The Fed raised rates significantly in an effort to curb rising inflation, and New Zealand central bank previously raised interest rates by a record 75 basis points to 4.25%, a harbinger of more likely hikes from the Federal Reserve, European Central Bank and bank of england next month.
“We expect the Fed to be probably closer to the end of the rate hike cycle than the beginning, certainly since the rate hikes are largely behind them,” said analyst Mike Hewson. Chief Markets Officer at CMC Markets.
“There’s very little interest heading into Thanksgiving weekend, and as a result markets are drifting more on inertia. If you’ve made your money this year, you most likely have,” said said Hewson.
US markets are closed Thursday for Thanksgiving. Minutes from the Fed’s November meeting are due out on Wednesday.
The MSCI All Country Stock Index (.MIWD00000PUS) rose 0.12%, although it was still down about 18% for the year.
In Europe, the STOXX (.STOXX) the 600-company index rose 0.1%, leaving around 10% for 2022. US stock futures, the S&P 500 e-minis, were slightly firmer.
David Bizer, managing partner at investment manager Global Customized Wealth, said investors were being guided by what they thought the Fed would do next as signs of a slowing U.S. economy grew.
“The overall market appreciation in the fourth quarter is driven by this belief that the Fed is waking up to the fact that the pace and magnitude of its rate hikes could have a near-term conclusion. This gives markets reassurance that this is going to be the end,” Bizer said.
The slowdown of euro area trade activity fell slightly in November, but aggregate demand continued to fall as consumers cut spending amid a crisis in the cost of living, the data showed, adding to evidence that the currency bloc is entering a recession.
In China, the authorities imposed restriction to curb a rapid rise in COVID-19 infections, heightening investor concerns about the world’s second-largest economy.
MSCI’s broadest index of Asia-Pacific stocks outside of Japan (.MIAPJ0000PUS) rose 0.5%, boosted by overnight gains in US equities. The index is up 12% so far this month.
“The biggest story for investors in Asia remains the reopening of China,” said Suresh Tantia, senior investment strategist at Credit Suisse in Singapore.
“We had seen Chinese markets climb up to 20%, but those expectations are lowered, we believe a reopening will be a slower process and not rushed.”

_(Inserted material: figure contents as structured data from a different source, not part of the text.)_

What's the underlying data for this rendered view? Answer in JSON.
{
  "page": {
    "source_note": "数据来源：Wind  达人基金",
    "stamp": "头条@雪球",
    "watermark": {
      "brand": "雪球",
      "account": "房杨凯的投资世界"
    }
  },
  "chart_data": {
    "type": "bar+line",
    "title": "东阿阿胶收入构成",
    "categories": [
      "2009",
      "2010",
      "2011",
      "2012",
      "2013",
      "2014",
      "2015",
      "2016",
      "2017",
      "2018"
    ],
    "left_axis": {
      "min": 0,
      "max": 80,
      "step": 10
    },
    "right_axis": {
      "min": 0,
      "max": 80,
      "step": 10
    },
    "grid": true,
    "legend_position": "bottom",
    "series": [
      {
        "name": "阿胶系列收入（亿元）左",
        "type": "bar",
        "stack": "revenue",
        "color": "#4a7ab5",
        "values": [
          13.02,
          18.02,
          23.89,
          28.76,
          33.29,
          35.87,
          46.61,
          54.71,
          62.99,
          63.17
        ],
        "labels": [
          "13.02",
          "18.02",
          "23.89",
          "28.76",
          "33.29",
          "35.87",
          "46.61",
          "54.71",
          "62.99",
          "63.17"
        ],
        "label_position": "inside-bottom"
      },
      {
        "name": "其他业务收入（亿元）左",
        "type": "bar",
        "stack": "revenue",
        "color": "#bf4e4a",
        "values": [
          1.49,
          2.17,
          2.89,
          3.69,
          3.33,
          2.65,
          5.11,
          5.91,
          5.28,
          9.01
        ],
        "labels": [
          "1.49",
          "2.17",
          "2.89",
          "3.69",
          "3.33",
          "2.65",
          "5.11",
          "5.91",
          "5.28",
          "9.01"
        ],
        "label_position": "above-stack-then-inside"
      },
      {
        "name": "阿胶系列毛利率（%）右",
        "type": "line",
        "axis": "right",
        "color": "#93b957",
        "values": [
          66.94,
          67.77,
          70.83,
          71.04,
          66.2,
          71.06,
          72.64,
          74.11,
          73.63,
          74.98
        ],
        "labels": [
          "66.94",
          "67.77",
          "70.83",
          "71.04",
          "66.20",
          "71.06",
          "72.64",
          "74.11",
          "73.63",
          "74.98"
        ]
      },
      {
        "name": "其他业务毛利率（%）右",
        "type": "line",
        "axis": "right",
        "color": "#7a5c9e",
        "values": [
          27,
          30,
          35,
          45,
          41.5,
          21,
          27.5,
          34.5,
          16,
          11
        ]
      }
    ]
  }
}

China reported 29,157 new COVID infections for Nov. 22 on Wednesday, up from 28,127 new cases a day earlier. The number of cases in Beijing and Shanghai is rising steadily and remains high in several major manufacturing and export hubs, prompting authorities close some facilities.
The benchmark 10-year Treasury yield traded at 3.7483% from its US close of 3.758% on Tuesday.
The two-year yield, which rises on traders’ expectations of a hike in the fed funds rate, touched 4.5269% from a US close of 4.517%.
Ahead of the Fed minutes, the dollar index, which tracks the greenback against a basket of currencies from other major trading partners, rose 0.019%.
The euro single currency was also slightly firmer on the day at $1.0312.
“The US dollar has lost some of its recent gains (as) central bankers’ consensus on the magnitude of interest rate hikes unravels,” wrote Commonwealth Bank analyst Tobin Gorey.
Oil prices thumb up as data showed a bigger-than-expected drop in U.S. crude last year, outweighing concerns about falling fuel demand from China.
U.S. crude rose 0.8% to $81.59 a barrel, while Brent crude gained 1% to $89.23 a barrel.
Spot gold was trading at $1,737 an ounce, down 0.16% on the day.
While the FTX Exchange Collapse continues to rock the cryptocurrency markets, Bitcoin rose 2.5% to $16,547.